Tidak butuh waktu lama untuk mengetahui siapa sosok di balik akun bodong ini. Akun aslinya jelas berteman dengan saya. Dugaan lain, ada orang lain yang membantu menangkap layar lalu mengirim kepadanya. Tapi saya lebih yakin, orang ini berteman dengan saya di FB. Setelah membanding-bandingkan akun aslinya dengan yang bodong, karakteristik penulisannya, dan sedikit ilmu kanuragan kami sebagai jurnalis, saya tahu persis siapa dia. Segera saya menghapus pertemanan dengan akun aslinya. Sampah atau limbah seperti ini, memang cocok dienyahkan dari beranda kita.


Ternyata, selain tidak berbakat menjadi intel, orang ini juga tidak tahu membalas budi. Padahal dulunya, dia pernah diberi atap agar tidak tersengat terik matahari atau kehujanan, oleh orang yang kerap dia jatuhkan. Mungkin karena itulah--karmanya--bagian atap kepalanya juga mulai kosong seperti otaknya.


Menyoal program sapi, sesudah saya berbicara panjang lebar tentang program ini, seorang kawan dengan baik hati mengirimi saya daftar visi misi setiap paslon. Saya lalu membacanya, dan lucunya, seperti yang saya katakan di atas, tidak ada program sapi yang tercantum dalam poin-poin visi misi bahkan yang menyebut sektor peternakan. Justru dari paslon lain yang mempunyai program soal sektor peternakan, dan menyebut ternak sapi selain unggas dan lain sebagainya.

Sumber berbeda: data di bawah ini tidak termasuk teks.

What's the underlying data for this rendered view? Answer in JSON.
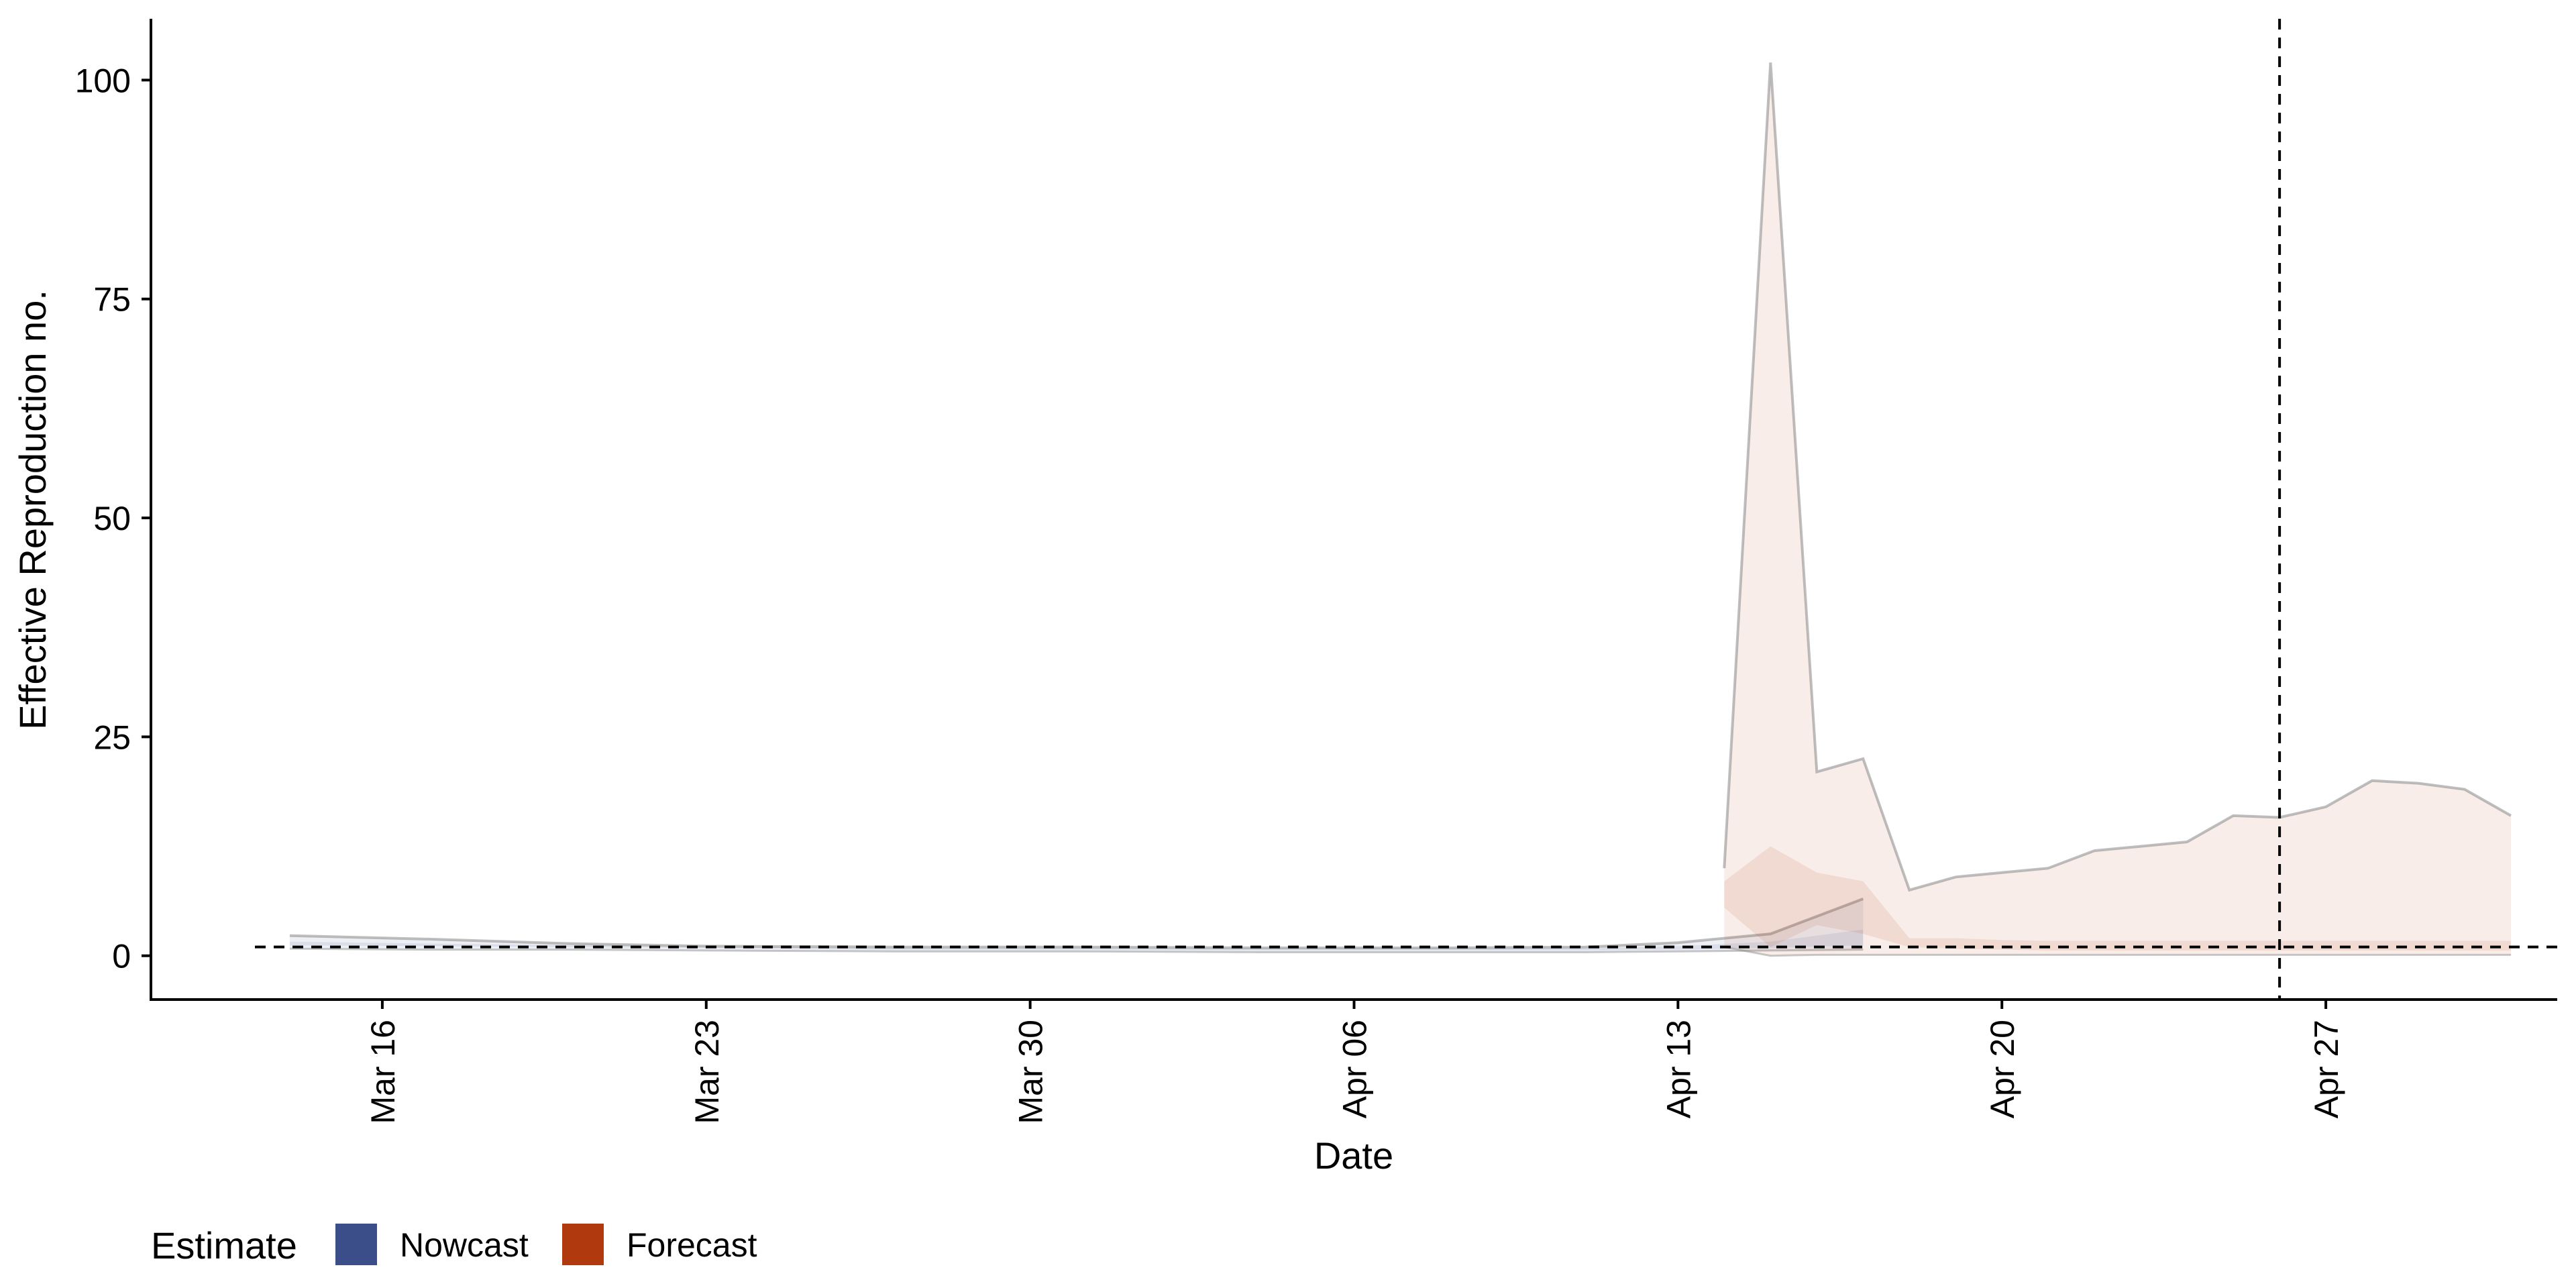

Saya jadi penasaran, dari mana bermula moncong itu berujar soal "satu KK satu ekor sapi"? Dugaan saya pernyataan itu secara spontan saja terucap. Tanpa dikonsep dan dipikir matang. Karena janji ini yang paling dekat dengan urusan perut manusia. Sekadar untuk menciptakan ilusi para pendukung bahwa seekor sapi bisa beranak pinak, dijual, menghasilkan banyak uang, mampu membeli kebutuhan apa saja, dan bisa memesan berpiring-piring rahang tuna di Sarang Tude. Tapi sebelum menikmati rahang tuna ini, ada yang tiba-tiba datang menggampar pipi dengan sendal, kemudian segera tersadar dari halusinasi akibat jamur tahi sapi, lalu tahu bahwa program ini ternyata hanya bisa terwujud di Perkebunan Santibanez.


Di daerah lain masih dalam galaksi Bolmong Raya, kawan-kawan berkisah bahwa pernah ada program-program serupa. Bahkan sudah ada sejak lama, menyoal pengadaan ribuan ekor sapi. Ternyata, yang datang hanya alat suntik dan benih sapi, yang bahkan mereka bingung mau disuntikkan ke induk sapi yang mana. Kabarnya, kepala dinas terkait segera ditanduk dari kursi jabatannya. 


"Bure, bule bi' sapi bo popo suntik! (Dasar, ternyata sperma sapi yang mau disuntikkan!)," kata seorang mantan bupati yang cukup dikenal dengan guyonannya.